About Alchemy

Alchemy – the art of transmuting impure metals into precious gold, or of transforming demons into angels, or of manufacturing the elixir of life – has since time immemorial inspired mankind to look beyond the surface of existence and reveal hidden patterns that influence and make up the matrix of the world that we know. Throughout history, alchemy has both been considered to be the art of God, only to be revealed unto a small elite, and something that charlatans and ‘puffers’ use to confuse and fool the weak hearted. In the latter sense, it has been degraded by both its performers and its opponents, whereas the former have protected their secrets from the profane.

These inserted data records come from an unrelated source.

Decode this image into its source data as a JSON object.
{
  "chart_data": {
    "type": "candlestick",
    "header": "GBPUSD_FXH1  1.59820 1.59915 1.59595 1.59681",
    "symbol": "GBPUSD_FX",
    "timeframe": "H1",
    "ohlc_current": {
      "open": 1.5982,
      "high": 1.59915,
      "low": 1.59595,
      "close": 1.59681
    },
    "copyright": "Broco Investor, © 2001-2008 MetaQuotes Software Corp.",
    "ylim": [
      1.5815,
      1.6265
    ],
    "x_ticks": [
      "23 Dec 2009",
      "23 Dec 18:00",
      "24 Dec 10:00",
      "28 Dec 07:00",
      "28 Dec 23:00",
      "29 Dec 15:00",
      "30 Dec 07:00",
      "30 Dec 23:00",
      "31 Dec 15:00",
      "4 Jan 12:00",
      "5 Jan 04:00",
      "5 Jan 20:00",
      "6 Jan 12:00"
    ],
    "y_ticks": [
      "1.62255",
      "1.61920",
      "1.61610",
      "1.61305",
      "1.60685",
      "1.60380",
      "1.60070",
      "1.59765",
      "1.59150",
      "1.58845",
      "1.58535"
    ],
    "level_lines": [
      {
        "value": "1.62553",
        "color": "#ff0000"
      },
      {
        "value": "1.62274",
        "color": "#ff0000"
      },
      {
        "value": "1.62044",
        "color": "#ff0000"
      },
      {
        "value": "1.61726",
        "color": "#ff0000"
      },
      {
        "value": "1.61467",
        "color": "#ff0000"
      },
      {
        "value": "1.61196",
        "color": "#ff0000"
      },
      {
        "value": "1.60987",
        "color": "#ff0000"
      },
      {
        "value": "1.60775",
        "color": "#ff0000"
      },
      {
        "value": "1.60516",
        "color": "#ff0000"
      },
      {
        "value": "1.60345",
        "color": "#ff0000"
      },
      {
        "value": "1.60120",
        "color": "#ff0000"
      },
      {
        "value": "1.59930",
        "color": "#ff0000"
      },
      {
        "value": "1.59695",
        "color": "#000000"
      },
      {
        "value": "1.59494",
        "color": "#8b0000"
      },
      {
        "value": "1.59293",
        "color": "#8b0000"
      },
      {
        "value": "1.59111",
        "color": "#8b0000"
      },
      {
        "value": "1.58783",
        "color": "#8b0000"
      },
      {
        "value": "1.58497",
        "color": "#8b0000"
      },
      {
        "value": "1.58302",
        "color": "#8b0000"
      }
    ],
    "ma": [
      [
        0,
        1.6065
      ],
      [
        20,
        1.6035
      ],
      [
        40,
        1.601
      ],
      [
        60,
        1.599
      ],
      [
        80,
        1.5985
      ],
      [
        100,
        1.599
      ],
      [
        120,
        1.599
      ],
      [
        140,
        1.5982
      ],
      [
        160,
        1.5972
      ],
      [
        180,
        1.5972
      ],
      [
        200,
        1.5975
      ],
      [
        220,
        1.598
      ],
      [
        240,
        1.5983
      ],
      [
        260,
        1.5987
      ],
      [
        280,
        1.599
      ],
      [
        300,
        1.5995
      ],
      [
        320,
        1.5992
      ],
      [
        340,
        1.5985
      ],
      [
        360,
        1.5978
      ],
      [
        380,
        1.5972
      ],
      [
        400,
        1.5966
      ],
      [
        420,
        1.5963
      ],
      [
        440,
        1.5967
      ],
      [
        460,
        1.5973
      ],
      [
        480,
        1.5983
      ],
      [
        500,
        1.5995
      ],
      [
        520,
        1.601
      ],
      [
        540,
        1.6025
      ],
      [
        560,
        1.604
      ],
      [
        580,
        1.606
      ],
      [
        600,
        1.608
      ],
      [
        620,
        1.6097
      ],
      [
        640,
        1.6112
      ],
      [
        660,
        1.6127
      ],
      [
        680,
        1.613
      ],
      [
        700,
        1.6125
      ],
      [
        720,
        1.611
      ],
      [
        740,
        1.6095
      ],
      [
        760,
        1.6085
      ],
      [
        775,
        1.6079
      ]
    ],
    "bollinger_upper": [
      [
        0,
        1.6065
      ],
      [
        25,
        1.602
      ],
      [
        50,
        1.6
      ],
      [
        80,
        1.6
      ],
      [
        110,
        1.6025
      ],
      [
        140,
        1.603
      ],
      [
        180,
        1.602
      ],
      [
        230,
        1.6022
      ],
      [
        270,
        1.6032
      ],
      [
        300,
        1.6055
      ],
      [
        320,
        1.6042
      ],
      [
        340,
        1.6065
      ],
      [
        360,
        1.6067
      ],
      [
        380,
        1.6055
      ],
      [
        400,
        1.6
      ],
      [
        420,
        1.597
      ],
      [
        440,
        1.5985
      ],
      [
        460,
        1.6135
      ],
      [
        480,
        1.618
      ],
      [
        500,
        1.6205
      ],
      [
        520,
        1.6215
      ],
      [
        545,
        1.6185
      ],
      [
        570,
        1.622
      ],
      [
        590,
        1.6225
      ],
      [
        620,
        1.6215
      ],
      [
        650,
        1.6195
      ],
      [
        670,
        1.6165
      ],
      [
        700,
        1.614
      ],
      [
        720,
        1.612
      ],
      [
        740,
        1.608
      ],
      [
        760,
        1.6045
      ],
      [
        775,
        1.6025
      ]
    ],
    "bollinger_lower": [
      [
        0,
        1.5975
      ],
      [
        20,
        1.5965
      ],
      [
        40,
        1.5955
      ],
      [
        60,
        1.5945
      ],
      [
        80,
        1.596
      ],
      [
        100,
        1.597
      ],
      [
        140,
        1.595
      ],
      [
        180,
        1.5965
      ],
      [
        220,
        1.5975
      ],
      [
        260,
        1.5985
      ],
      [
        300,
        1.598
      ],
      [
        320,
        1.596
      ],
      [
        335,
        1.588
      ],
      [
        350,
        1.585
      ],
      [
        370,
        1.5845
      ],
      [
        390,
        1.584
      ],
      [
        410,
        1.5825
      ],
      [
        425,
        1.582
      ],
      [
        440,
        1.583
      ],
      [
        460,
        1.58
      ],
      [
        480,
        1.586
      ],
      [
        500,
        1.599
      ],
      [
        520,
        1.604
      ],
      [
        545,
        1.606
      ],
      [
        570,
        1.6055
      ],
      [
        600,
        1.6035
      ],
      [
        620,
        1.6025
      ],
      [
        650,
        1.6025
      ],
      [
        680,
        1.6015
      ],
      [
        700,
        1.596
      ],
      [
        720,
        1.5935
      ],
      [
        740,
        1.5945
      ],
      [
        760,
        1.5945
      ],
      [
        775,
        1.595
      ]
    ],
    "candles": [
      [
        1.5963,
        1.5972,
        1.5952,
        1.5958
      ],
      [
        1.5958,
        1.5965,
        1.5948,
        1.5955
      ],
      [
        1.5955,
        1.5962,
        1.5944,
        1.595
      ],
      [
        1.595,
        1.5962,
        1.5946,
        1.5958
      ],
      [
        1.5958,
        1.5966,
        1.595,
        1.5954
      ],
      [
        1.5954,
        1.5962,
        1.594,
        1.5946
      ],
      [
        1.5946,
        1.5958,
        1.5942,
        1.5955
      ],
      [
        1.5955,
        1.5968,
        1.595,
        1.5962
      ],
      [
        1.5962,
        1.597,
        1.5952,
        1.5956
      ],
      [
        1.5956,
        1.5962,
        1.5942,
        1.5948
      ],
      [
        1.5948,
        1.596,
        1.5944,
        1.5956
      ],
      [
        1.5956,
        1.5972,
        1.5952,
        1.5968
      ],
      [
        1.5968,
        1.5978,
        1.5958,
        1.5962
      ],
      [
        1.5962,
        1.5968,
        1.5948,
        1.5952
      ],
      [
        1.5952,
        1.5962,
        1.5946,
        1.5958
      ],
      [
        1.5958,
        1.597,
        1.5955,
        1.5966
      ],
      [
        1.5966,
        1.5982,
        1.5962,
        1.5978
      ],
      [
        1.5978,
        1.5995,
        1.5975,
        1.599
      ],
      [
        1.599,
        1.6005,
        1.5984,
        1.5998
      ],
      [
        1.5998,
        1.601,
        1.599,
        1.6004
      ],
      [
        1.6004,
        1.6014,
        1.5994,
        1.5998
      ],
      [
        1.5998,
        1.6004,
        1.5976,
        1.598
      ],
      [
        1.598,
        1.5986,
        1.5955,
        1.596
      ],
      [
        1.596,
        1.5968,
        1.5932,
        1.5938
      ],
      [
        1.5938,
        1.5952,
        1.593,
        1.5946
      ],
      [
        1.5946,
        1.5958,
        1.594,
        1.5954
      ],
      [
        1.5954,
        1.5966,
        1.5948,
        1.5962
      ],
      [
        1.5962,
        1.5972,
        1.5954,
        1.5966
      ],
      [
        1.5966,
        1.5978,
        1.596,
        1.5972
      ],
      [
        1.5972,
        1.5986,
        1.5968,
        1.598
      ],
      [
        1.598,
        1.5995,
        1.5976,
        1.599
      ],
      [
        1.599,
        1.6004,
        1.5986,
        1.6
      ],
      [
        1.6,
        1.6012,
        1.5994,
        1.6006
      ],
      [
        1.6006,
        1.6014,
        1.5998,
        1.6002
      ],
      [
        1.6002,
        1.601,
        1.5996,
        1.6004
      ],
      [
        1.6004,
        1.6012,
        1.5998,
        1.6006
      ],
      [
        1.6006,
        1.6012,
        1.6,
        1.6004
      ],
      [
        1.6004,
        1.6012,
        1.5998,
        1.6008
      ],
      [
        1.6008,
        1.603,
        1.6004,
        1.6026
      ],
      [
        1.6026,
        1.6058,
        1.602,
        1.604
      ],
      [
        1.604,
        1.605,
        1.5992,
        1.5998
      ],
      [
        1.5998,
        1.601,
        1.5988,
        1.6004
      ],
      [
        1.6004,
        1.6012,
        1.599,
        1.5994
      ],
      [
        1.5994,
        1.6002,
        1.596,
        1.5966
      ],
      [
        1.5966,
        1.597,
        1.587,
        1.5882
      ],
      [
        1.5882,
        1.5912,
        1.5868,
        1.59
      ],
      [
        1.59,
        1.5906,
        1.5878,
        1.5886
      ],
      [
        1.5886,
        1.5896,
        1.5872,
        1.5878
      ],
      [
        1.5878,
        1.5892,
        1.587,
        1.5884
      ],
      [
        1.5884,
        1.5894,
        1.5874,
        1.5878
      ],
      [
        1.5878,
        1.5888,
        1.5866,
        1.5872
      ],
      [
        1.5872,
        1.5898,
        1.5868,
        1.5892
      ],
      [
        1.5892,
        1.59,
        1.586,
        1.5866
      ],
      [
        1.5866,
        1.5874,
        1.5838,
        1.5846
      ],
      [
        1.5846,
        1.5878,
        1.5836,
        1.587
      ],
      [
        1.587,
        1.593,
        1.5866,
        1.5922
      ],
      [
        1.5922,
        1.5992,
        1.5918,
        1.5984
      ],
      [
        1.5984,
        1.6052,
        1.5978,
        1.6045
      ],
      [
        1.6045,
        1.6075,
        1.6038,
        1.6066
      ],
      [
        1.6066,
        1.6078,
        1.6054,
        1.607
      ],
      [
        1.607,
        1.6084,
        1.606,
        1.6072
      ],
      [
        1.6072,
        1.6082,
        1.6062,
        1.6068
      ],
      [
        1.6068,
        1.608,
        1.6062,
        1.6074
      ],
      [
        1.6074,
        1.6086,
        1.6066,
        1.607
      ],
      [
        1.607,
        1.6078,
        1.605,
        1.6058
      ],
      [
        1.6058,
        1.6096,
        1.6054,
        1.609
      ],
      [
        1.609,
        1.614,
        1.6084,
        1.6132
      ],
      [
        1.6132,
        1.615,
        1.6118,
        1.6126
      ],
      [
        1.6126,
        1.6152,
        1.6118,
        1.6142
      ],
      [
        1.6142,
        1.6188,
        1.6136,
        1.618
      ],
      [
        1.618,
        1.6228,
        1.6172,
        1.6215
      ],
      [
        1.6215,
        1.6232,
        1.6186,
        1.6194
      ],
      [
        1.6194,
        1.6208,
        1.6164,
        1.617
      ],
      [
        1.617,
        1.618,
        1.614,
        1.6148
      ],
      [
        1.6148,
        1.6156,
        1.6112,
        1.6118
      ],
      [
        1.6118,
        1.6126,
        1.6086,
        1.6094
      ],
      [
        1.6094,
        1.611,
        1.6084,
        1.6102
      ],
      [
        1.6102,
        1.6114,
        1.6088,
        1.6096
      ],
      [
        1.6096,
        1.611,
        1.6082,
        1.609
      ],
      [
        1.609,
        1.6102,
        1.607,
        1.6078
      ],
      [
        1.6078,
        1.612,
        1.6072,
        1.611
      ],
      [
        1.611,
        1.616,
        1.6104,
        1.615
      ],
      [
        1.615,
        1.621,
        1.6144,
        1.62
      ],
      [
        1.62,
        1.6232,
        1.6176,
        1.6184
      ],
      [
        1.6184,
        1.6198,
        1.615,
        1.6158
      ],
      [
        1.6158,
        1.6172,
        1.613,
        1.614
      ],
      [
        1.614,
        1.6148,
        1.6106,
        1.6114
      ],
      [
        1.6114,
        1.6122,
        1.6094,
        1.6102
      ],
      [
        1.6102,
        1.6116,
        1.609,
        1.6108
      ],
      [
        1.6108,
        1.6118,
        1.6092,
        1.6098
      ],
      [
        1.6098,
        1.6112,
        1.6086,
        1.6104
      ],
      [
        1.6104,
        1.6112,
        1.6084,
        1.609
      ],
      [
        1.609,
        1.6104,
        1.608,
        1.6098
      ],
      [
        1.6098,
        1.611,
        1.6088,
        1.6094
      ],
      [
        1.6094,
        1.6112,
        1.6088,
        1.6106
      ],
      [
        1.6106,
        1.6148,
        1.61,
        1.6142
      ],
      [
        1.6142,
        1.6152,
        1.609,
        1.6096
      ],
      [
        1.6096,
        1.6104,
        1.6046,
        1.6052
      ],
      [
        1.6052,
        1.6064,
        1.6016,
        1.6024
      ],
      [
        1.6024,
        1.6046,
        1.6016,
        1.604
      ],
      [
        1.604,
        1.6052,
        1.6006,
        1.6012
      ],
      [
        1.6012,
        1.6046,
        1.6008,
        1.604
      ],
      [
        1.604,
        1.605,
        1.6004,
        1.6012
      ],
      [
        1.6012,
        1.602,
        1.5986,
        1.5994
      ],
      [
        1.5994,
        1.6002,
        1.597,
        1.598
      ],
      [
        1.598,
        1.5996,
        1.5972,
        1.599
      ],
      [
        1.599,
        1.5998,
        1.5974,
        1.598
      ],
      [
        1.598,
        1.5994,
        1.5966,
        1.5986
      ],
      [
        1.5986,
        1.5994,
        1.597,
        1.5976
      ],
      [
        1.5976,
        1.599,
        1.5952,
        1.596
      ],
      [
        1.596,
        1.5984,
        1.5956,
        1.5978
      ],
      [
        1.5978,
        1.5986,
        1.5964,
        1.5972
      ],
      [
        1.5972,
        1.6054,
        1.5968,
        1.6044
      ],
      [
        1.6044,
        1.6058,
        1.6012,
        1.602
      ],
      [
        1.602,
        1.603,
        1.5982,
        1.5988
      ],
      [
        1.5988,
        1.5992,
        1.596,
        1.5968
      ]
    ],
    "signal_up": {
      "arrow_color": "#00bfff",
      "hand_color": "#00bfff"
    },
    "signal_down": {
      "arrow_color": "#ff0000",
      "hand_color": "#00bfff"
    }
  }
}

The alchemical archetypes are indeed a coded language to the profane eye, but with the aid of the keys of Wisdom they are able to increase one’s knowledge about the individual and collective Self, the matrix of reality, as well as the Cosmos as a whole. The alchemist refines the impure into the pure and finally weaves together the opposites of the Universe to a golden wholeness in the alchemical wedding. Thus, the alchemist’s Magnum Opus (Great Work) is a process wherein one seeks to liberate the confined spirit from the dark matter, in order that the spirit may be reunited with matter which, after much hard work, has been refined.

Today, alchemy can roughly be divided into three different branches: the laboratorial aspect, the psychological aspect, and the uniting spiritual aspect, the Royal Path, that utilizes knowledge and wisdom of both the former as well as spiritual practices. Various aspects of laboratorial and spiritual alchemy have been utilized by scientists, philosophers, free masons, artists and authors, and the art is thus very much alive, albeit far from understood.

The alchemists’ symbolic language speaks to the deepest parts of our subconscious and superconscious, and points out how the uniting of opposites – masculine and feminine, intellect and feeling, spirit and matter – can be accomplished both within and without. Such work can, to the highest degree, give rise to the transformation of the soul towards wholeness, which involves experiences of a physical, emotional, intellectual and spiritual character.